Dans le domaine des études, il y a également de curieuses manières de traiter le-a meilleur-e. On lui dit que c’est un-e “intello” et cela est pris pour une déficience au lieu d’être considéré comme une vertu. Si le-a premier-ère de la classe n’aide pas tou-te-s ses camarades, celleux-ci le-a rejetteront. S’iel les aide, iel deviendra l’idiot-e utile des autres. Peu importe le point de vue que l’on adopte : c’est comme si être le-a meilleur-e n’avait pas de porte de sortie.

Dans le domaine professionnel, les choses ne sont pas différentes. Celui/Celle qui en sait le plus, ou qui en fait le plus, doit toujours être là, prêt-e à collaborer avec les autres. S’iel ne les aide pas, iel sera vu comme une personne antipathique et pourra finir par être victime de discriminations ou par être isolé-e.

Cela n’arrive pas seulement avec les plus intelligent-e-s ou les plus habiles. Les plus responsables finissent aussi par faire le travail qui doit être effectué par un groupe ou une équipe. Les plus compréhensif-ve-s finissent par essayer d’arrêter tous les conflits ou deviennent le mouchoir pour sécher les larmes des autres. Les plus courageux-ses doivent effectuer les tâches qui nécessitent le plus de courage, comme s’iels étaient immunisé-e-s. Et si l’un-e d’entre elleux ne fait pas ce qu’on lui demande, on le-a traitera d’égoïste.

Y a-t-il une porte de sortie ?

Être le-a meilleur-e dans quelque chose est également, sans aucun doute, un handicap. Si le fait de compter sur des aptitudes, des compétences et des connaissances supérieures à la moyenne des gens faisant partie de son entourage entraîne bien des responsabilités, il est certain que beaucoup en profitent pour donner des charges supplémentaires à celleux qui en savent plus, peuvent faire plus de choses ou en veulent davantage.
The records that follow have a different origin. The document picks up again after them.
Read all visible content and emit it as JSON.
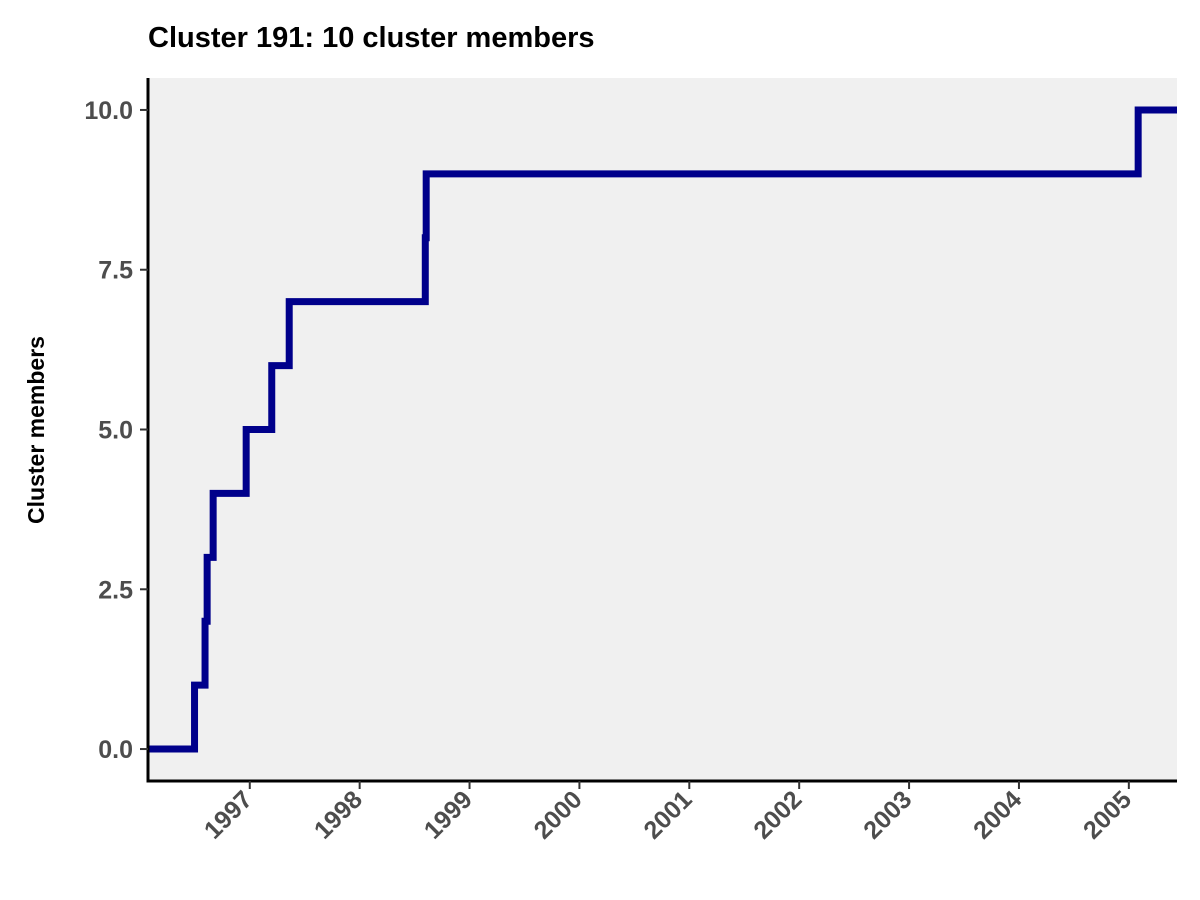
{
  "chart_data": {
    "type": "line",
    "step": true,
    "title": "Cluster 191: 10 cluster members",
    "xlabel": "",
    "ylabel": "Cluster members",
    "x_axis": {
      "type": "date",
      "range": [
        "1996-01-28",
        "2005-06-10"
      ],
      "ticks": [
        "1997",
        "1998",
        "1999",
        "2000",
        "2001",
        "2002",
        "2003",
        "2004",
        "2005"
      ],
      "tick_angle": -45
    },
    "y_axis": {
      "range": [
        -0.5,
        10.5
      ],
      "ticks": [
        "0.0",
        "2.5",
        "5.0",
        "7.5",
        "10.0"
      ]
    },
    "grid": false,
    "legend": "none",
    "panel_background": "#f0f0f0",
    "series": [
      {
        "color": "#00008b",
        "x": [
          "1996-01-28",
          "1996-07-01",
          "1996-08-05",
          "1996-08-12",
          "1996-09-01",
          "1996-12-20",
          "1997-03-15",
          "1997-05-12",
          "1998-08-07",
          "1998-08-10",
          "2005-02-01",
          "2005-06-10"
        ],
        "y": [
          0,
          1,
          2,
          3,
          4,
          5,
          6,
          7,
          8,
          9,
          10,
          10
        ]
      }
    ]
  }
}
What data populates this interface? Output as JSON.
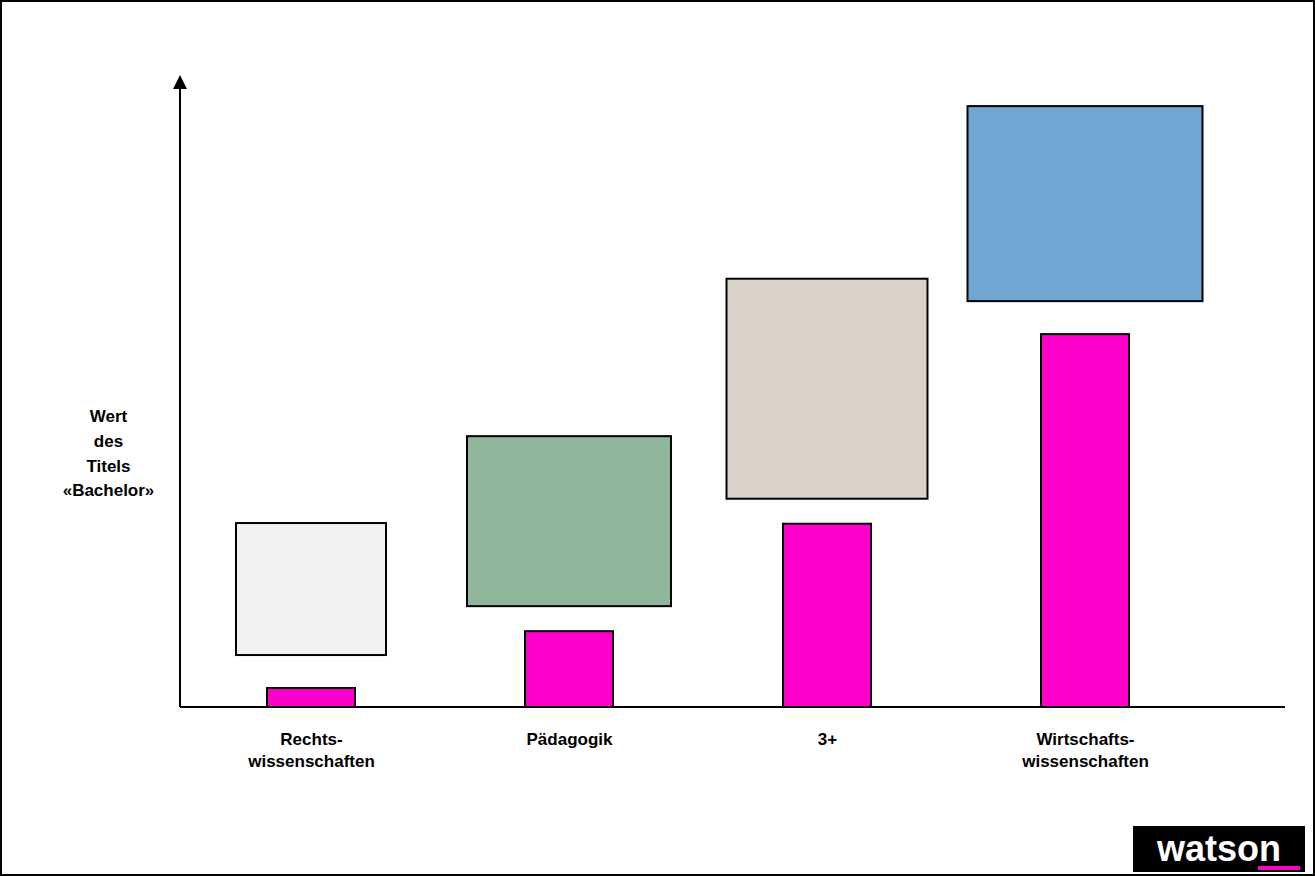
{
  "chart_data": {
    "type": "bar",
    "ylabel": "Wert\ndes\nTitels\n«Bachelor»",
    "categories": [
      "Rechts-\nwissenschaften",
      "Pädagogik",
      "3+",
      "Wirtschafts-\nwissenschaften"
    ],
    "values": [
      3,
      12,
      29,
      59
    ],
    "color": "#ff00cc",
    "ylim": [
      0,
      100
    ],
    "yticks": [],
    "grid": false,
    "tick_labels": "x",
    "logo": "watson"
  }
}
En fait, certaines des personnes qui essayent sans cesse de tout faire brillamment, qui ne tournent pas le dos au défi de réaliser une tâche et de la réaliser du mieux possible , finissent par se sentir coupables si elles ne répondent pas aux exigences des autres. Elles apprennent à accepter l’idée folle selon laquelle elles devraient combler les carences et les limitations des autres. Elles finissent donc par se surcharger de responsabilités et par développer un niveau d’auto-exigences qui peut être très destructeur.

La sortie consiste à apprendre à fixer des limites. Chaque don que l’on reçoit dans la vie est fait pour être partagé, mais chacun de nous a la responsabilité de compenser d’une manière ou d’une autre les faveurs qu’on nous fait ou les aides que nous recevons. Que le fait d’être meilleur-e dans un domaine n’entraîne pas seulement davantage d’obligations et de responsabilités ; qu’il soit aussi compensé par de la gratitude et de la considération.